Reputation: 3288
With lxml.html, how do I access single elements without using a for loop?
This is the HTML:
<tr class="headlineRow">
<td>
<span class="headline">This is some awesome text</span>
</td>
</tr>
For example, this will fail with IndexError:
for row in doc.cssselect('tr.headlineRow'):
headline = row.cssselect('td span.headline')
print headline[0]
This will pass:
for row in doc.cssselect('tr.headlineRow'):
headline = row.cssselect('td span.headline')
for first_thing in headline:
print headline[0].text_content()
Upvotes: 0
Views: 1791
Reputation: 14284
I usually use the xpath method for things like this. It returns a list of matching elements.

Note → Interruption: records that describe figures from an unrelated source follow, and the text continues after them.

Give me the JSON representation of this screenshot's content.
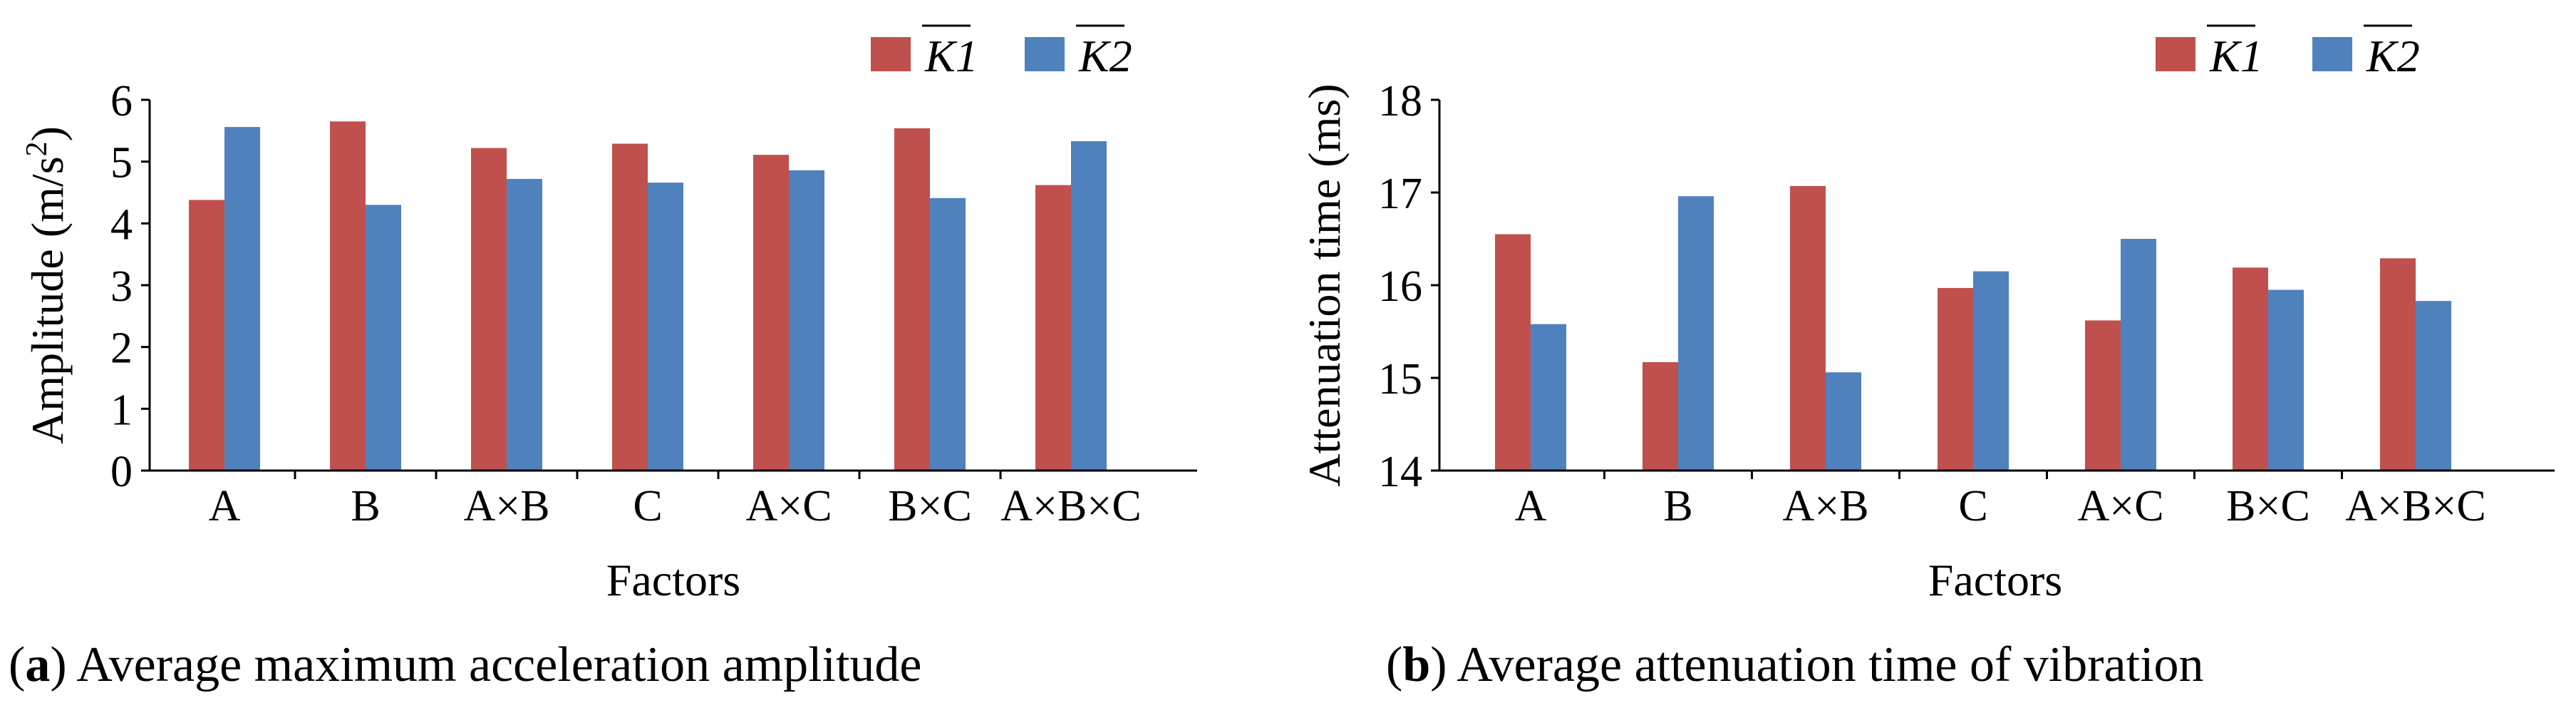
{
  "colors": {
    "k1": "#c0504d",
    "k2": "#4f81bd",
    "axis": "#000000"
  },
  "chart_data": [
    {
      "type": "bar",
      "caption_letter": "a",
      "caption_text": " Average maximum acceleration amplitude",
      "xlabel": "Factors",
      "ylabel": "Amplitude (m/s",
      "ylabel_sup": "2",
      "ylabel_end": ")",
      "ylim": [
        0,
        6
      ],
      "yticks": [
        0,
        1,
        2,
        3,
        4,
        5,
        6
      ],
      "categories": [
        "A",
        "B",
        "A×B",
        "C",
        "A×C",
        "B×C",
        "A×B×C"
      ],
      "series": [
        {
          "name": "K1",
          "values": [
            4.38,
            5.65,
            5.22,
            5.29,
            5.11,
            5.54,
            4.62
          ]
        },
        {
          "name": "K2",
          "values": [
            5.56,
            4.3,
            4.72,
            4.66,
            4.86,
            4.41,
            5.33
          ]
        }
      ]
    },
    {
      "type": "bar",
      "caption_letter": "b",
      "caption_text": " Average attenuation time of vibration",
      "xlabel": "Factors",
      "ylabel": "Attenuation time (ms)",
      "ylim": [
        14,
        18
      ],
      "yticks": [
        14,
        15,
        16,
        17,
        18
      ],
      "categories": [
        "A",
        "B",
        "A×B",
        "C",
        "A×C",
        "B×C",
        "A×B×C"
      ],
      "series": [
        {
          "name": "K1",
          "values": [
            16.55,
            15.17,
            17.07,
            15.97,
            15.62,
            16.19,
            16.29
          ]
        },
        {
          "name": "K2",
          "values": [
            15.58,
            16.96,
            15.06,
            16.15,
            16.5,
            15.95,
            15.83
          ]
        }
      ]
    }
  ]
}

>>> spans = doc.xpath('//tr[@class="headlineRow"]/td/span[@class="headline"]')
>>> spans[0].text
'This is some awesome text'
Upvotes: 1
Reputation: 18375
Elements are accessed the same way you access nested lists:
>>> doc[0][0]
<Element span at ...>
Or via CSS selectors:
doc.cssselect('td span.headline')[0]
Upvotes: 0
Reputation: 28696
Your "failing" example works perfectly for me? Either you made a mistake when trying it out, or you are using an older version of lxml that has a - now fixed - bug (I tried 2.2.6, and with 2.1.1 - the oldest I had around, and both worked)
Upvotes: 0
Reputation: 74795
I tried out your example using CSSSelector
and headline[0]
worked fine. See below:
>>> html ="""<tr class="headlineRow">
<td>
<span class="headline">This is some awesome text</span>
</td>
</tr>"""
>>> from lxml import etree
>>> from lxml.cssselect import CSSSelector
>>> doc = etree.fromstring(html)
>>> sel1 = CSSSelector('tr.headlineRow')
>>> sel2 = CSSSelector('td span.headline')
>>> for row in sel1(doc):
headline = sel2(row)
print headline[0]
<Element span at 8f31e3c>
Upvotes: 0